Greenhorn. By Anna Olswanger.
Illustrations by Miriam Nerlove. Junebug Books. $17.95.
A lovely, sensitive little
story – not a novel or novella, but a novelette, and barely that – with
wide-ranging themes but so narrow a focus that it will have only limited
appeal, Greenhorn is the latest of
many, many books seeking to capture the Jewish experience of the Holocaust
before the very last people who remember it firsthand are gone forever. A
lightly fictionalized account of the childhood of real-world people – again,
like many similar books – Greenhorn
is tender and thoughtful, encapsulating in its microcosmic scope the
macrocosmic experiences of an entire people who had been singled out in
horrific ways because of their beliefs.
For Jews, particularly Jews
in New York who will understand the many local references (“Daniel snored like
the BMT train”), Greenhorn will be a
bittersweet journey to a time nearly 70 years ago, when the wounds of the
Holocaust – unhealed even today for many – were fresh. It is the simple tale of
a boy named Daniel who comes to a yeshiva
in New York City in 1946, carrying a small box that he will not stop holding,
and of another boy, a stutterer named Aaron, who narrates the book – and who befriends
Daniel and tries to protect him from the taunts and bullying of some of the
crasser students.
The mystery of the box’s
contents is the only real tension in a book that is essentially an exploration
of the varied reactions of young European Jewish boys just after World War II
to schooling and life in the New World. Too brief to delve into the experience
in detail, Greenhorn relies on small,
nicely formed scenes to reveal character: boys offering to play Chinese
checkers with Daniel or let him read a Captain Marvel joke book; the school
bully repeatedly calling Aaron Gravel Mouth; Daniel, who rarely speaks, being
thought rather simple-minded until he reads a passage in Aramaic, Yiddish and
Hebrew; and the line, “Friends don’t keep secrets from each other,” which
inevitably becomes the book’s climactic saying.

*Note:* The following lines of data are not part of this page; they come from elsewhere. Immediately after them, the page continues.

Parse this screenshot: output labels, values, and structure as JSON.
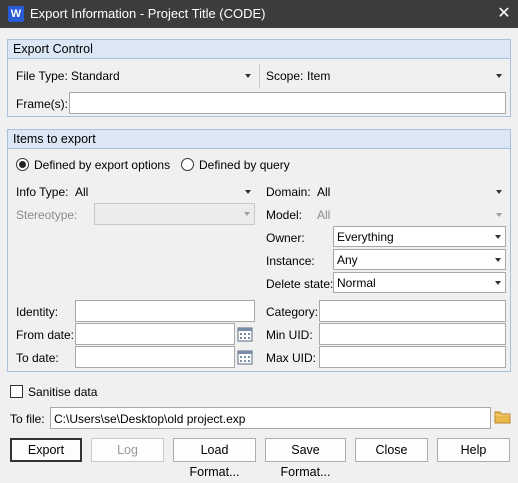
{
  "window": {
    "app_icon_letter": "W",
    "title": "Export Information - Project Title (CODE)",
    "close_glyph": "✕"
  },
  "export_control": {
    "header": "Export Control",
    "file_type_label": "File Type:",
    "file_type_value": "Standard",
    "scope_label": "Scope:",
    "scope_value": "Item",
    "frames_label": "Frame(s):",
    "frames_value": ""
  },
  "items_to_export": {
    "header": "Items to export",
    "radio_options": [
      {
        "label": "Defined by export options",
        "selected": true
      },
      {
        "label": "Defined by query",
        "selected": false
      }
    ],
    "info_type_label": "Info Type:",
    "info_type_value": "All",
    "stereotype_label": "Stereotype:",
    "stereotype_value": "",
    "domain_label": "Domain:",
    "domain_value": "All",
    "model_label": "Model:",
    "model_value": "All",
    "owner_label": "Owner:",
    "owner_value": "Everything",
    "instance_label": "Instance:",
    "instance_value": "Any",
    "delete_state_label": "Delete state:",
    "delete_state_value": "Normal",
    "identity_label": "Identity:",
    "identity_value": "",
    "from_date_label": "From date:",
    "from_date_value": "",
    "to_date_label": "To date:",
    "to_date_value": "",
    "category_label": "Category:",
    "category_value": "",
    "min_uid_label": "Min UID:",
    "min_uid_value": "",
    "max_uid_label": "Max UID:",
    "max_uid_value": ""
  },
  "sanitise": {
    "label": "Sanitise data",
    "checked": false
  },
  "to_file": {
    "label": "To file:",
    "value": "C:\\Users\\se\\Desktop\\old project.exp"
  },
  "buttons": {
    "export": "Export",
    "log": "Log",
    "load_format": "Load Format...",
    "save_format": "Save Format...",
    "close": "Close",
    "help": "Help"
  },
  "colors": {
    "titlebar": "#3c3c3c",
    "group_header": "#dce7f5",
    "group_border": "#a9c1de",
    "folder_icon": "#e8b84a"
  }
}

It is all terribly earnest,
terribly well-meaning and terribly meaningful to the cloistered community at
which it is aimed. Greenhorn is an
inward-focused book for Jews who just cannot get enough of Holocaust and
post-Holocaust stories, for New York Jews still feeling close ties to their
city’s post-World War II history, for now-elderly Jews wanting a chapbook to
help communicate the feelings and events of a still-overwhelming time to
today’s children – who are far more likely, outside the Orthodox communities,
to be focused on electronics and reality shows than on kids’ behavior in the
mid-1940s. Anna Olswanger succeeds, in fewer than three dozen pages, in
bringing a small slice of a now-long-ago time to life, and Miriam Nerlove’s
illustrations complement the text very well indeed. The book reaches out solely
to a small, insular community, but within that community will surely be found
to be heartfelt, attentive and warm.